Using the overall minimum and maximum for the 94 observations, I ran another Monte Carlo simulation using these parameters:
Min = 0
Most Likely = 2,000,000 (derived as described below)
Max = 7,500,000
gamma/lambda = 4
Monte Carlo iterations = 100,000
Excel could not calculate a mode because all 94 values in the Ponemon study were unique. Using a value for the bins = 76 (0 through 7,500,000 binned by 100,000), I obtained a value of 2,000,000 from the histogram, which I used as the mode/most likely estimate.
Here is the histogram that was created by ModelRISK, using the VoseModPERT function:
As you can see, the shape of the histogram created by the BetaPERT function is similar to the histogram for the actual data. But is it similar enough to be believable? A comparison of values at various percentiles tells a better story:
With the exception of the minimum estimate, where the variance is due to using 0 as a minimum estimate instead of 378,000, and the estimates at the 5th and 10th percentiles, the remaining variances are within +/-20%. In fact, all of the variances between the 1st and 99th percentiles are positive, which means that, up to the 99th percentile, the BetaPERT function has over-estimated the values.
Is this close enough, especially the 8% underestimate at the 99th percentile? For me, probably so, because we already know that we are going to have trouble in the tails with any kind of estimate. But for you, maybe not - you be the judge.
Experiment #2 – is there another distribution that predicts the actual data more closely than BetaPERT?
The ModelRISK software has a “distribution fit” function that allows you to select a data set for input and then fit various distributions to the data. Using the 94 compliance cost values from the Ponemon study as input, I let ModelRISK attempt to fit a variety of distributions to the data.
The best overall fit was a Gamma distribution, using alpha = 3.668591 and beta = 588093.8. The software calculated these values – I didn’t do it and would not have known where to start.
Here is the histogram:
And here is a comparison based upon percentiles:
This gamma distribution is even a better fit than the BetaPERT distribution.

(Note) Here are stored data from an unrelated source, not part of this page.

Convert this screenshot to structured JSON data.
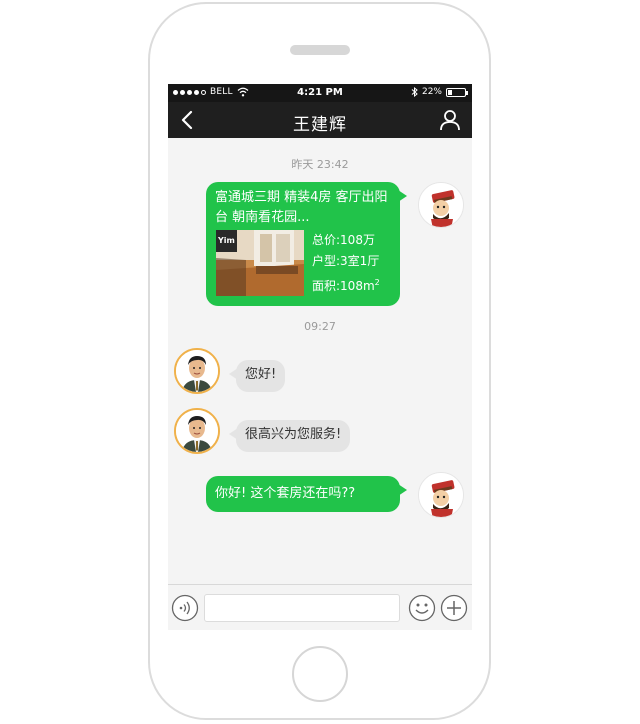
{
  "statusbar": {
    "carrier": "BELL",
    "time": "4:21 PM",
    "battery": "22%",
    "battery_level": 0.22
  },
  "header": {
    "title": "王建辉"
  },
  "timestamps": {
    "first": "昨天  23:42",
    "second": "09:27"
  },
  "messages": {
    "listing_card": {
      "title": "富通城三期 精装4房 客厅出阳台 朝南看花园...",
      "image_logo": "Yim",
      "price": "总价:108万",
      "layout": "户型:3室1厅",
      "area": "面积:108m",
      "area_unit_sup": "2"
    },
    "agent_1": "您好!",
    "agent_2": "很高兴为您服务!",
    "user_1": "你好!  这个套房还在吗??"
  },
  "input": {
    "value": "",
    "placeholder": ""
  },
  "colors": {
    "bubble_green": "#21c34a",
    "bubble_gray": "#e4e4e4",
    "nav_bar": "#1f1f1f",
    "agent_ring": "#f0b14a"
  },
  "icons": {
    "back": "chevron-left-icon",
    "profile": "person-icon",
    "voice": "voice-icon",
    "emoji": "smiley-icon",
    "add": "plus-icon"
  }
}
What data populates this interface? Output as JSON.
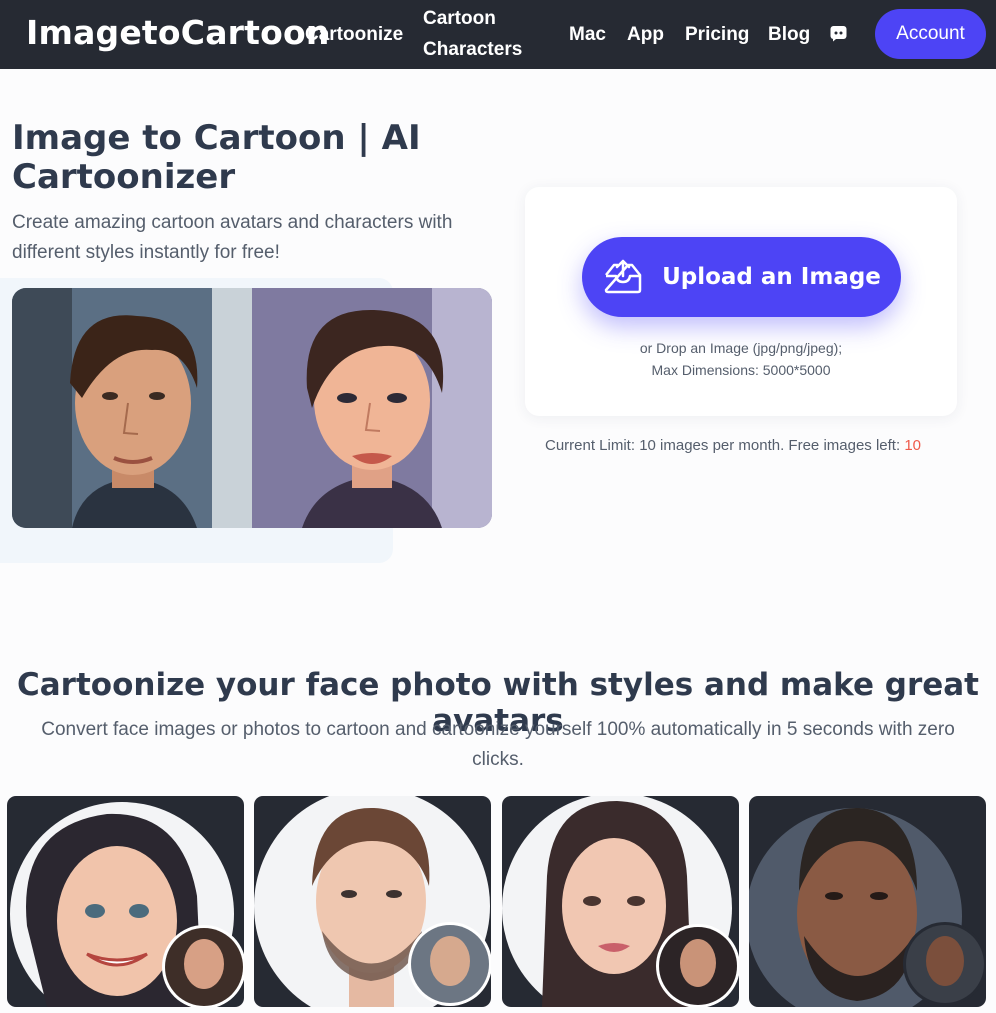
{
  "header": {
    "brand": "ImagetoCartoon",
    "nav": {
      "cartoonize": "Cartoonize",
      "cartoon_line1": "Cartoon",
      "cartoon_line2": "Characters",
      "mac": "Mac",
      "app": "App",
      "pricing": "Pricing",
      "blog": "Blog"
    },
    "account_label": "Account"
  },
  "hero": {
    "title": "Image to Cartoon | AI Cartoonizer",
    "subtitle": "Create amazing cartoon avatars and characters with different styles instantly for free!"
  },
  "upload": {
    "button_label": "Upload an Image",
    "note_line1": "or Drop an Image (jpg/png/jpeg);",
    "note_line2": "Max Dimensions: 5000*5000",
    "limit_text": "Current Limit: 10 images per month. Free images left: ",
    "free_left": "10"
  },
  "section": {
    "title": "Cartoonize your face photo with styles and make great avatars",
    "subtitle": "Convert face images or photos to cartoon and cartoonize yourself 100% automatically in 5 seconds with zero clicks."
  },
  "colors": {
    "header_bg": "#262a33",
    "accent": "#4d44f5",
    "free_count": "#ef5a4a"
  },
  "icons": {
    "discord": "discord-icon",
    "upload": "upload-tray-icon"
  }
}
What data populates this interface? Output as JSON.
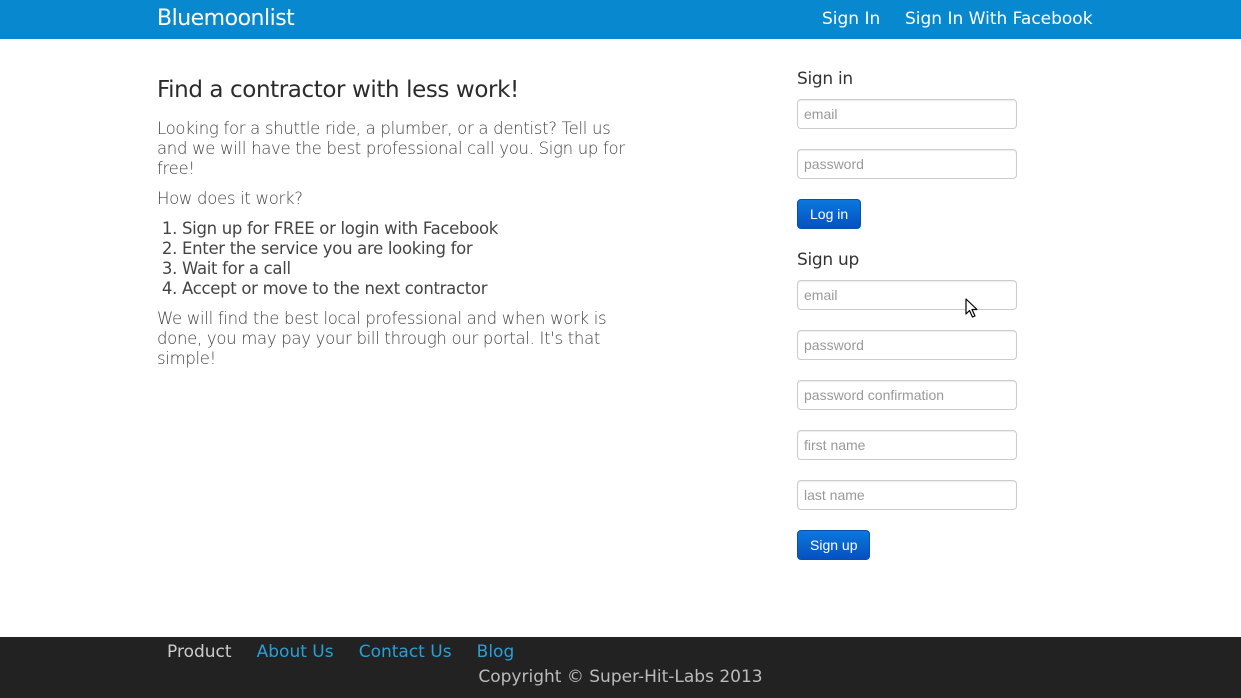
{
  "header": {
    "brand": "Bluemoonlist",
    "nav": {
      "sign_in": "Sign In",
      "sign_in_facebook": "Sign In With Facebook"
    }
  },
  "intro": {
    "title": "Find a contractor with less work!",
    "lead": "Looking for a shuttle ride, a plumber, or a dentist? Tell us and we will have the best professional call you. Sign up for free!",
    "how_heading": "How does it work?",
    "steps": [
      "Sign up for FREE or login with Facebook",
      "Enter the service you are looking for",
      "Wait for a call",
      "Accept or move to the next contractor"
    ],
    "closing": "We will find the best local professional and when work is done, you may pay your bill through our portal. It's that simple!"
  },
  "sign_in": {
    "heading": "Sign in",
    "email_placeholder": "email",
    "password_placeholder": "password",
    "button": "Log in"
  },
  "sign_up": {
    "heading": "Sign up",
    "email_placeholder": "email",
    "password_placeholder": "password",
    "password_confirmation_placeholder": "password confirmation",
    "first_name_placeholder": "first name",
    "last_name_placeholder": "last name",
    "button": "Sign up"
  },
  "footer": {
    "links": [
      "Product",
      "About Us",
      "Contact Us",
      "Blog"
    ],
    "copyright": "Copyright © Super-Hit-Labs 2013"
  },
  "colors": {
    "navbar": "#0888cf",
    "button": "#0551c2",
    "footer": "#222222",
    "footer_link": "#2a9fd6"
  }
}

Except at the extreme tails, the variances fall within +/- 11% - closer than the +/- 20% of the BetaPERT.
From a theoretical point of view, this is interesting. But from a practical point of view, it is problematic. It’s one thing to fit a distribution to a data set and derive the parameters for a probability distribution. But it’s quite another matter to know, in advance, which distribution might best predict a data set and what the parameters should be for that distribution. In addition, the Gamma distribution is typically used for creating distributions that describe the random occurrence of events during a time-frame. I am not sure how appropriate its use might be to describe a distribution of loss magnitudes or costs – I plan to find out!
Concluding remarks:
While tests on a single, small dataset do not provide conclusive proof for the ability of the PERT and other distributions to match up to actual data, they do provide encouragement and motivation for further testing.
It would be useful to perform tests like these on larger datasets. Perhaps one of you has access to such data? If so, how about doing some tests and writing a blog post?
It might also be possible to use the “Total Affected”/Records exposed data from datalossdb to test the ability of BetaPERT to model reality. I would invite anyone interested to give it a try.
As we build our experience fitting parametric distributions to different data sets, our knowledge of which distributions to try in which circumstances will surely grow, and lead, hopefully, to more useful and believable risk analyses.